The Count-Min sketch is a simple technique to summarize large amounts of frequency data. Count-min Sketch is a probabilistic data structure that uses fixed memory.
The Count-Min Sketch is a data structure that is used to summarize data streams. It stores information about how often an item occurs in the data without storing all the data from the data stream and helps with answering questions like ”What items have appeared more than k times in this data stream?”
You can think of Count-Min Sketch as a two-dimensional array. We define width of this array and its height. Width is usually in thousands, while height is small and represents a number of hash functions, for example 5.
How it works:
Count-min Sketch uses a 2-dimensional array.
When a new element comes we calculate multiple hash functions.
Then increment by 1 on all such positions returned by hash functions.
While retrieving data we take the minimum of all values at positions by hash functions. As this data structure is probabilistic, the values returned are approximate. Accuracy and probability can be adjusted by fixing the height and width 2-D array. The greater the height and width the lesser the collision and the higher the accuracy.
Issue with Count-min sketch and its solution:
What if one or more elements got the same hash values and then they all incremented. So, in that case, the value would have been increased because of the hash collision.
Thus sometimes (in very rare cases) Count-min sketch overcounts the frequencies because of the hash functions. So the more hash function we take there will be less collision. The fewer hash functions we take there will be the high probability of collision. Hence it is always recommended to take more hash functions. The Collison is shown in the above diagram.
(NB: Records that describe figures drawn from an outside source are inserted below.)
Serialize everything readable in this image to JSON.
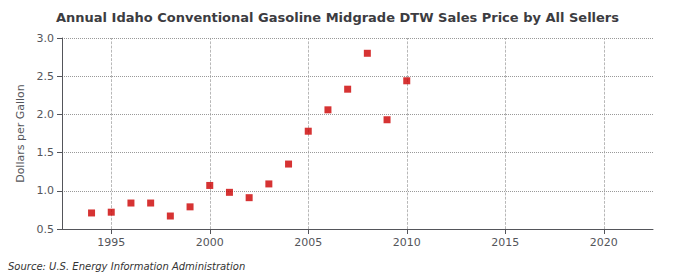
{
  "chart_data": {
    "type": "scatter",
    "title": "Annual Idaho Conventional Gasoline Midgrade DTW Sales Price by All Sellers",
    "ylabel": "Dollars per Gallon",
    "annotation": "Source: U.S. Energy Information Administration",
    "x": [
      1994,
      1995,
      1996,
      1997,
      1998,
      1999,
      2000,
      2001,
      2002,
      2003,
      2004,
      2005,
      2006,
      2007,
      2008,
      2009,
      2010
    ],
    "values": [
      0.71,
      0.72,
      0.84,
      0.84,
      0.67,
      0.79,
      1.07,
      0.98,
      0.91,
      1.09,
      1.35,
      1.78,
      2.06,
      2.33,
      2.8,
      1.93,
      2.44
    ],
    "color": "#CC0000",
    "marker": "square",
    "xlim": [
      1992.5,
      2022.5
    ],
    "xticks": [
      1995,
      2000,
      2005,
      2010,
      2015,
      2020
    ],
    "ylim": [
      0.5,
      3.0
    ],
    "yticks": [
      0.5,
      {
        "value": 1.0,
        "label": "1.0"
      },
      1.5,
      {
        "value": 2.0,
        "label": "2.0"
      },
      2.5,
      {
        "value": 3.0,
        "label": "3.0"
      }
    ],
    "grid": true
  }
}
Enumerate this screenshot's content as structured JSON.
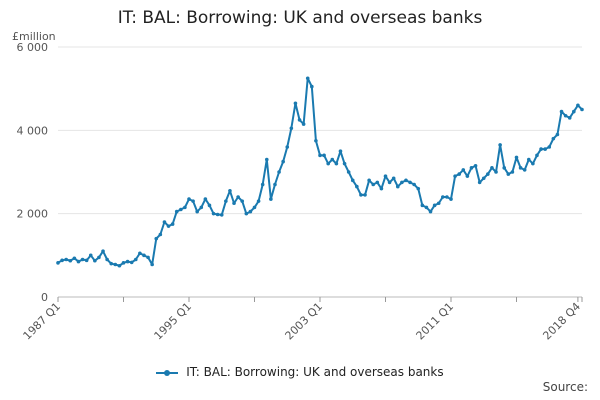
{
  "chart_data": {
    "type": "line",
    "title": "IT: BAL: Borrowing: UK and overseas banks",
    "ylabel": "£million",
    "xlabel": "",
    "ylim": [
      0,
      6000
    ],
    "yticks": [
      0,
      2000,
      4000,
      6000
    ],
    "ytick_labels": [
      "0",
      "2 000",
      "4 000",
      "6 000"
    ],
    "xtick_labels": [
      "1987 Q1",
      "1995 Q1",
      "2003 Q1",
      "2011 Q1",
      "2018 Q4"
    ],
    "grid": true,
    "legend": "bottom-center",
    "color": "#1a7ab0",
    "x_start": "1987 Q1",
    "x_end": "2018 Q4",
    "series": [
      {
        "name": "IT: BAL: Borrowing: UK and overseas banks",
        "values": [
          820,
          880,
          900,
          870,
          930,
          850,
          900,
          880,
          1000,
          870,
          950,
          1100,
          900,
          800,
          780,
          750,
          820,
          850,
          830,
          900,
          1050,
          1000,
          950,
          780,
          1400,
          1500,
          1800,
          1700,
          1750,
          2050,
          2100,
          2150,
          2350,
          2300,
          2050,
          2150,
          2350,
          2200,
          2000,
          1980,
          1970,
          2300,
          2550,
          2250,
          2400,
          2300,
          2000,
          2050,
          2150,
          2300,
          2700,
          3300,
          2350,
          2700,
          3000,
          3250,
          3600,
          4050,
          4650,
          4250,
          4150,
          5250,
          5050,
          3750,
          3400,
          3400,
          3200,
          3300,
          3200,
          3500,
          3200,
          3000,
          2800,
          2650,
          2450,
          2450,
          2800,
          2700,
          2750,
          2600,
          2900,
          2750,
          2850,
          2650,
          2750,
          2800,
          2750,
          2700,
          2600,
          2200,
          2150,
          2050,
          2200,
          2250,
          2400,
          2400,
          2350,
          2900,
          2950,
          3050,
          2900,
          3100,
          3150,
          2750,
          2850,
          2950,
          3100,
          3000,
          3650,
          3100,
          2950,
          3000,
          3350,
          3100,
          3050,
          3300,
          3200,
          3400,
          3550,
          3550,
          3600,
          3800,
          3900,
          4450,
          4350,
          4300,
          4450,
          4600,
          4500
        ]
      }
    ]
  },
  "legend": {
    "label": "IT: BAL: Borrowing: UK and overseas banks"
  },
  "source": {
    "label": "Source:"
  }
}
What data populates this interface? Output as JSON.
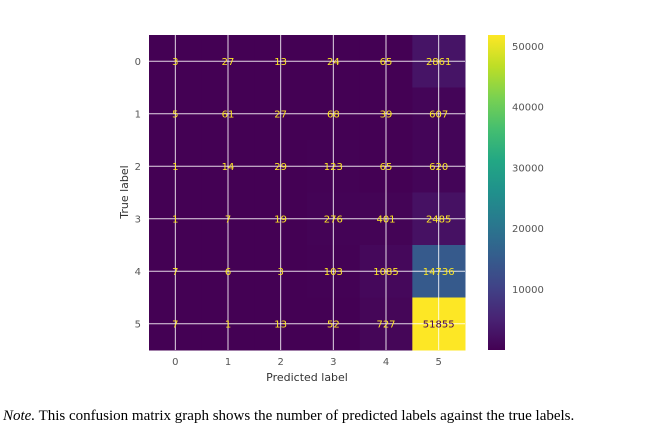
{
  "chart_data": {
    "type": "heatmap",
    "xlabel": "Predicted label",
    "ylabel": "True label",
    "x_categories": [
      "0",
      "1",
      "2",
      "3",
      "4",
      "5"
    ],
    "y_categories": [
      "0",
      "1",
      "2",
      "3",
      "4",
      "5"
    ],
    "matrix": [
      [
        3,
        27,
        13,
        24,
        65,
        2861
      ],
      [
        5,
        61,
        27,
        68,
        39,
        607
      ],
      [
        1,
        14,
        29,
        123,
        65,
        620
      ],
      [
        1,
        7,
        19,
        276,
        401,
        2485
      ],
      [
        7,
        6,
        3,
        103,
        1085,
        14736
      ],
      [
        7,
        1,
        13,
        52,
        727,
        51855
      ]
    ],
    "colorbar": {
      "ticks": [
        10000,
        20000,
        30000,
        40000,
        50000
      ],
      "vmin": 0,
      "vmax": 51855,
      "colormap": "viridis"
    },
    "grid": true,
    "colors": {
      "low": "#440154",
      "high": "#fde725",
      "text_low": "#fde725",
      "text_high": "#440154",
      "grid": "#ffffff"
    }
  },
  "caption": {
    "label": "Note.",
    "text": " This confusion matrix graph shows the number of predicted labels against the true labels."
  }
}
Properties of Count-Min Sketch
What’s great about the Count-Min Sketch’s unusual structure is that we do not need to allocate new memory when we add a new event to the set. We increment some counters, but our space allocated is constant. Even if we add a hundred, a thousand, or a million new events, our program should run in the same amount of time with the same amount of memory. In other words, Count-Min Sketch is O(1) in both time and space.